В этом же году я также побывал в Бессарабии, по случаю переезда генерала Инзова на жительство в Кишинев. Он был назначен к исправлению должности наместника в Бессарабии. Там я познакомился и с Пушкиным, сосланным в Кишинев на покаяние за свои шалости, под руководство благочестивого Инзова, у которого в доме и жил. Шалости он делал и саркастические стихи писал и там. Помню, между прочим, как он, однажды поссорившись за обедом у Инзова с членом попечительного комитета Лановым, человеком хорошим, но имевшим претензию на литературные способности, коими не обладал, и к тому еще толстую, неуклюжую фигуру, обратился к нему с следующим экспромтом:
Кричи, шуми, болван болванов,
Ты не дождешься, друг мой Ланов,
Пощечин от руки моей.
Твоя торжественная рожа
На … так похожа,
Что только просит киселей.
Инзов велел им обоим выйти вон.
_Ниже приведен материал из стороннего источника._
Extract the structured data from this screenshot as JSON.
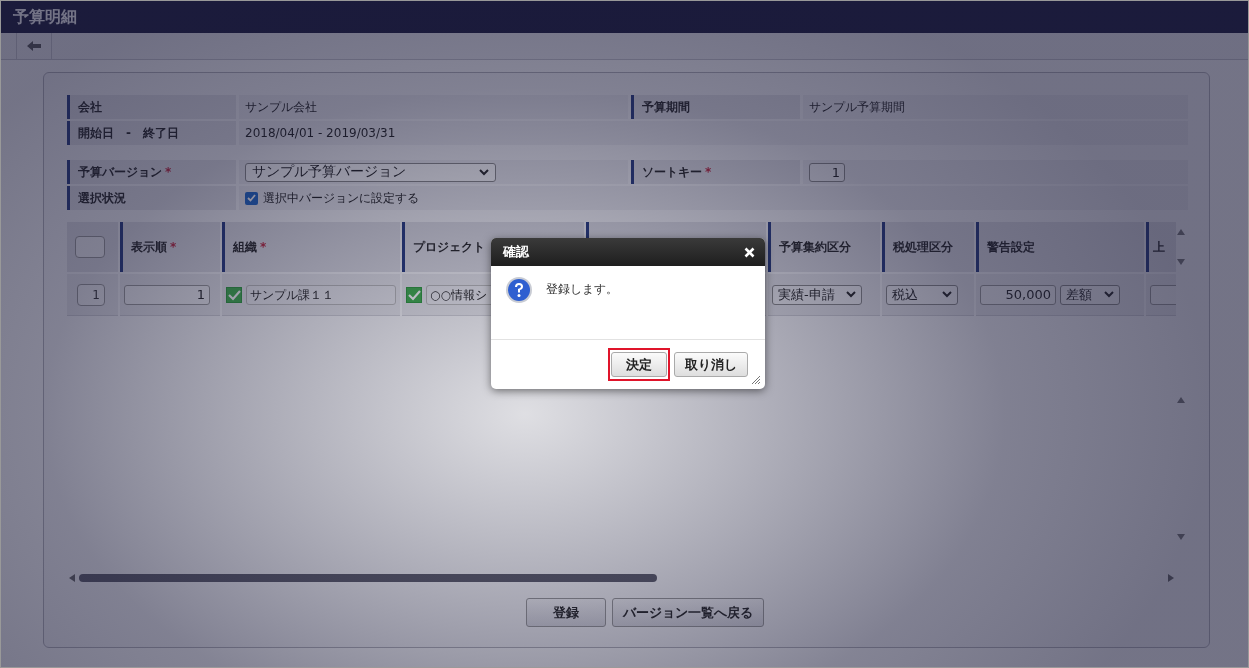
{
  "title": "予算明細",
  "info": [
    {
      "label": "会社",
      "value": "サンプル会社"
    },
    {
      "label": "予算期間",
      "value": "サンプル予算期間"
    },
    {
      "label": "開始日　-　終了日",
      "value": "2018/04/01 - 2019/03/31"
    }
  ],
  "settings": {
    "version": {
      "label": "予算バージョン",
      "mark": "*",
      "value": "サンプル予算バージョン"
    },
    "sort_key": {
      "label": "ソートキー",
      "mark": "*",
      "value": "1"
    },
    "selection": {
      "label": "選択状況",
      "checked": true,
      "text": "選択中バージョンに設定する"
    }
  },
  "table": {
    "select_all": {
      "checked": false
    },
    "columns": [
      {
        "kind": "label",
        "label": "表示順",
        "mark": "*"
      },
      {
        "kind": "label",
        "label": "組織",
        "mark": "*"
      },
      {
        "kind": "label",
        "label": "プロジェクト"
      },
      {
        "kind": "blank"
      },
      {
        "kind": "label",
        "label": "予算集約区分"
      },
      {
        "kind": "label",
        "label": "税処理区分"
      },
      {
        "kind": "label",
        "label": "警告設定"
      },
      {
        "kind": "label",
        "label": "上"
      }
    ],
    "rows": [
      {
        "number": "1",
        "cells": [
          {
            "kind": "input",
            "value": "1"
          },
          {
            "kind": "check-field",
            "checked": true,
            "value": "サンプル課１１"
          },
          {
            "kind": "check-field",
            "checked": true,
            "value": "○○情報シ"
          },
          {
            "kind": "blank"
          },
          {
            "kind": "select",
            "value": "実績-申請"
          },
          {
            "kind": "select",
            "value": "税込"
          },
          {
            "kind": "input-select",
            "value": "50,000",
            "option": "差額"
          },
          {
            "kind": "input"
          }
        ]
      }
    ]
  },
  "dialog": {
    "title": "確認",
    "message": "登録します。",
    "buttons": [
      {
        "label": "決定",
        "highlighted": true
      },
      {
        "label": "取り消し",
        "highlighted": false
      }
    ]
  },
  "buttons": [
    "登録",
    "バージョン一覧へ戻る"
  ]
}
Ланов вызывал Пушкина на дуэль, но дуэль не состоялась; Пушкина отправили в отдаленный город истреблять саранчу, а Ланов от огорчения заболел.
При возвращении из Бессарабии, я объезжал в Херсонской губернии еврейские колонии. Жиды продолжали торговать землею, тайно шинкарствовать и бродяжничать. Быв водворены отдельно от русских, особыми поселениями, они сильно враждовали и ссорились между собою, жалобам их друг на друга не было конца. Из семисот семей, оказалось только три или четыре сносных хозяев земледельцев, да и то занимавшихся хозяйством не своими руками, а соседних русских поселян.
В одной из еврейских колоний, между Херсоном и Николаевом, я познакомился с помещиком Акимом Степановичем Якимовичем, человеком весьма почтенным. При небольшом состоянии, заключавшемся всего в восьмидесяти душах, он умел сделаться в тех местностях образцовым хозяином. Деятельный, толковый и вместе с тем добродушный, кроткий, он мирно проживал в своей деревушке вдвоем с старушкою женою, такою же доброю, как и он. Они были бездетны и очень походили на известную чету – Афанасия Ивановича и Пульхерию Ивановну Гоголя, с тем преимуществом, что, кроме гостеприимства и радушия, отличались еще необыкновенной благотворительностью: несмотря на свои небольшие средства, помогали всем бедным и нуждающимся в их окрестностях в продолжении многих десятков лет. Старик знал хорошо сельскую медицину и снабжал безвозмездно лекарствами всех приходивших к нему больных. Евреи, соседние с ним своими поселениями, часто употребляли во зло его добродушие и надували его разными способами, но он только улыбался и продолжал им благотворить.